If people like this enough, I might try something with another AA, like, say, Dr. Bright or Dr. Rights, Crow or Strelnikov even Dr. Gears. (Yes, I am talking about the characters. I won't smack talk the authors. Do I look like an idiot?1.
Anyway. Enjoy your tale about one of the most famous characters in site culture dying!

A certain person said to me that it's never a good idea to name your author avatar after yourself, because it precludes any form of character development.
I think Esko's author avatar is actually quite interesting and well-written, despite being named "David Eskobar."
Also, what Kalinin said. I don't know how to deal with the site-famous author avatars who were OTT from their inception. However, I can now say that one way to not deal with them is to make them tortured grimdark whiners.

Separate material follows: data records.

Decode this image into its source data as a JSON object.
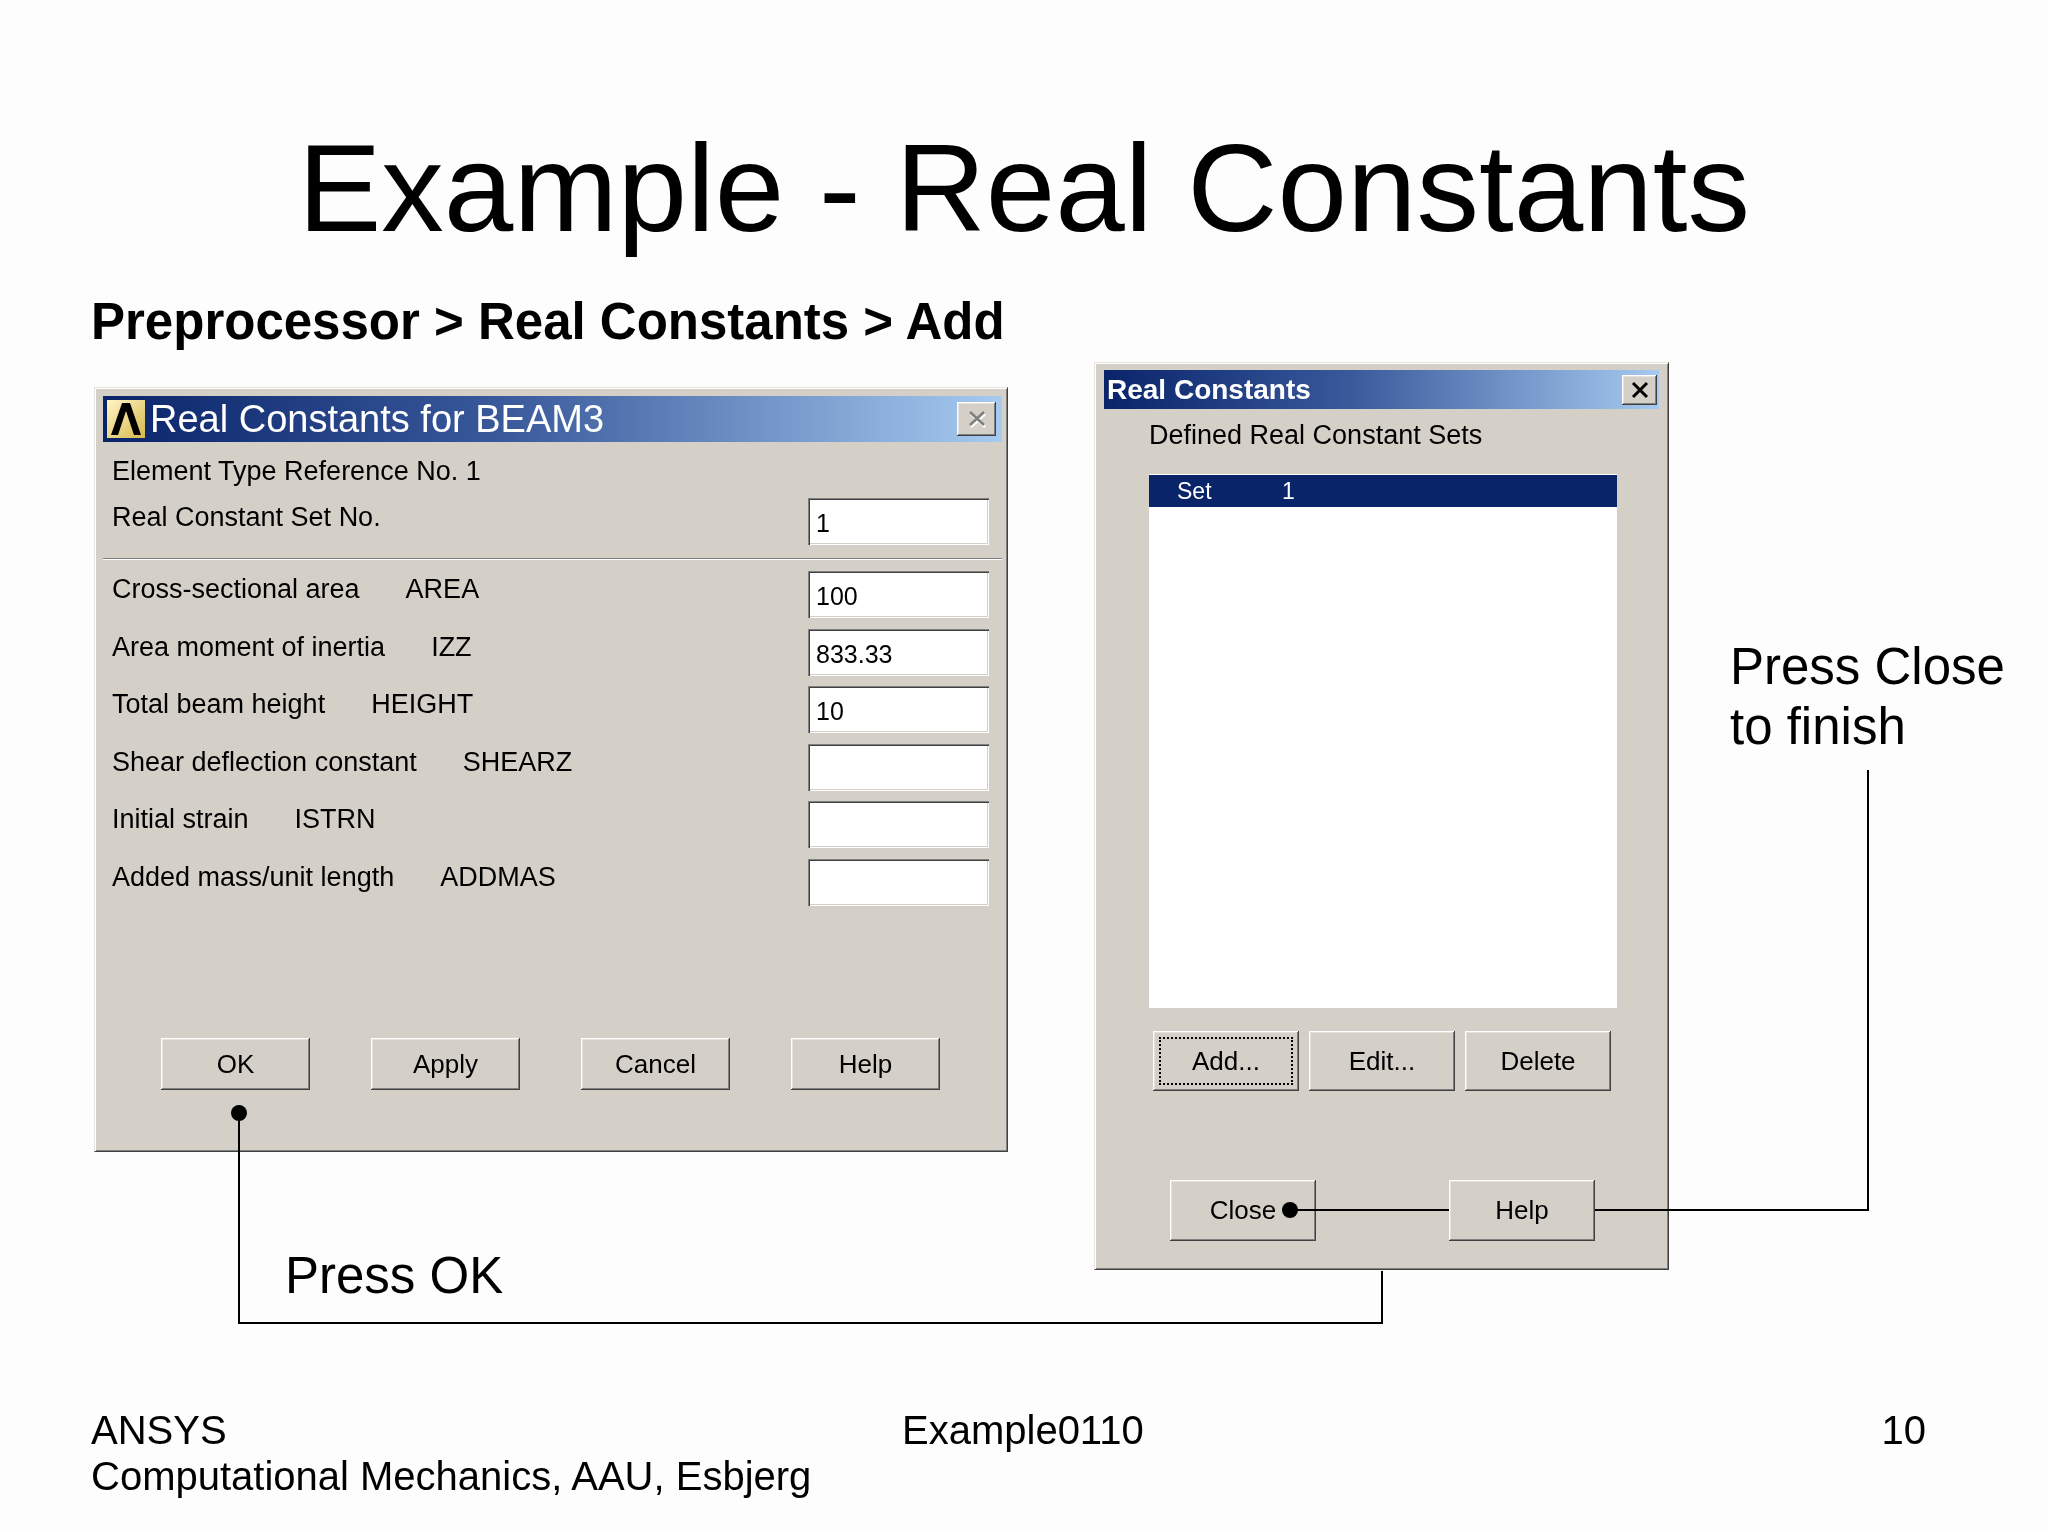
{
  "slide": {
    "title": "Example - Real Constants",
    "subtitle": "Preprocessor > Real Constants > Add"
  },
  "constants_dialog": {
    "title": "Real Constants for BEAM3",
    "close_disabled": true,
    "element_type": "Element Type Reference No. 1",
    "set_field": {
      "label": "Real Constant Set No.",
      "value": "1"
    },
    "constants": [
      {
        "label": "Cross-sectional area",
        "code": "AREA",
        "value": "100"
      },
      {
        "label": "Area moment of inertia",
        "code": "IZZ",
        "value": "833.33"
      },
      {
        "label": "Total beam height",
        "code": "HEIGHT",
        "value": "10"
      },
      {
        "label": "Shear deflection constant",
        "code": "SHEARZ"
      },
      {
        "label": "Initial strain",
        "code": "ISTRN"
      },
      {
        "label": "Added mass/unit length",
        "code": "ADDMAS"
      }
    ],
    "buttons": [
      "OK",
      "Apply",
      "Cancel",
      "Help"
    ]
  },
  "sets_dialog": {
    "title": "Real Constants",
    "close_disabled": false,
    "list_label": "Defined Real Constant Sets",
    "sets": [
      {
        "text": "Set 1",
        "selected": true
      }
    ],
    "actions": [
      {
        "label": "Add...",
        "focused": true
      },
      {
        "label": "Edit...",
        "focused": false
      },
      {
        "label": "Delete",
        "focused": false
      }
    ],
    "buttons": [
      "Close",
      "Help"
    ]
  },
  "ok_callout": "Press OK",
  "close_callout": "Press Close to finish",
  "footer": {
    "lines": [
      "ANSYS",
      "Computational Mechanics, AAU, Esbjerg"
    ],
    "center": "Example0110",
    "page_number": "10"
  }
}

I am Ok with 166 being clef's kid. That's the only thing I really care for.
Living the dream, or dreaming the life?
166 was Doctor Clef's daughter long before this was written.
I don't really care for Wacky Clef, but I like Narmy Clef even less.
This, though there was this little tidbit
She melted, right then and there. Since then, people have started acting normal again. Gears Gerry actually laughed yesterday, when I told him a joke. It almost made me rethink this plan.
that almost made me reconsider. I sort of like the idea that the subconscious influence of a reality bender child was responsible for a lot of the site figures becoming increasingly flanderized versions of the original real people they were. Maybe there's a core of a good tale somewhere in there.
It's an interesting idea, and I'm not totally against the whole "everybody's pretty much dead at this point" schtick, but overall it did come off as too melodramatic. I want to be emotionally manipulated in a subtle way, and this is the opposite of that. No vote.
The writing itself was mostly good….but part of it was killed for me by just how exposition-y Clef was being about, well, everything, but in this fan-service-y way of resolving every little loop and twist of Clef's long backstory/rumors.
It almost felt like you were trying a little bit too hard to cram in as much of Clef's story, and made it come out in a way where Clef is just relating streams and streams of facts, a lot of which the reader would already know. Plus, the whole theme of Clef being tired and sad and dramatic has been pretty well played out as a "Counter-Clef" movement of sorts.
That said, I can't downvote due to the mostly good writing. But I still can't upvote for those reasons.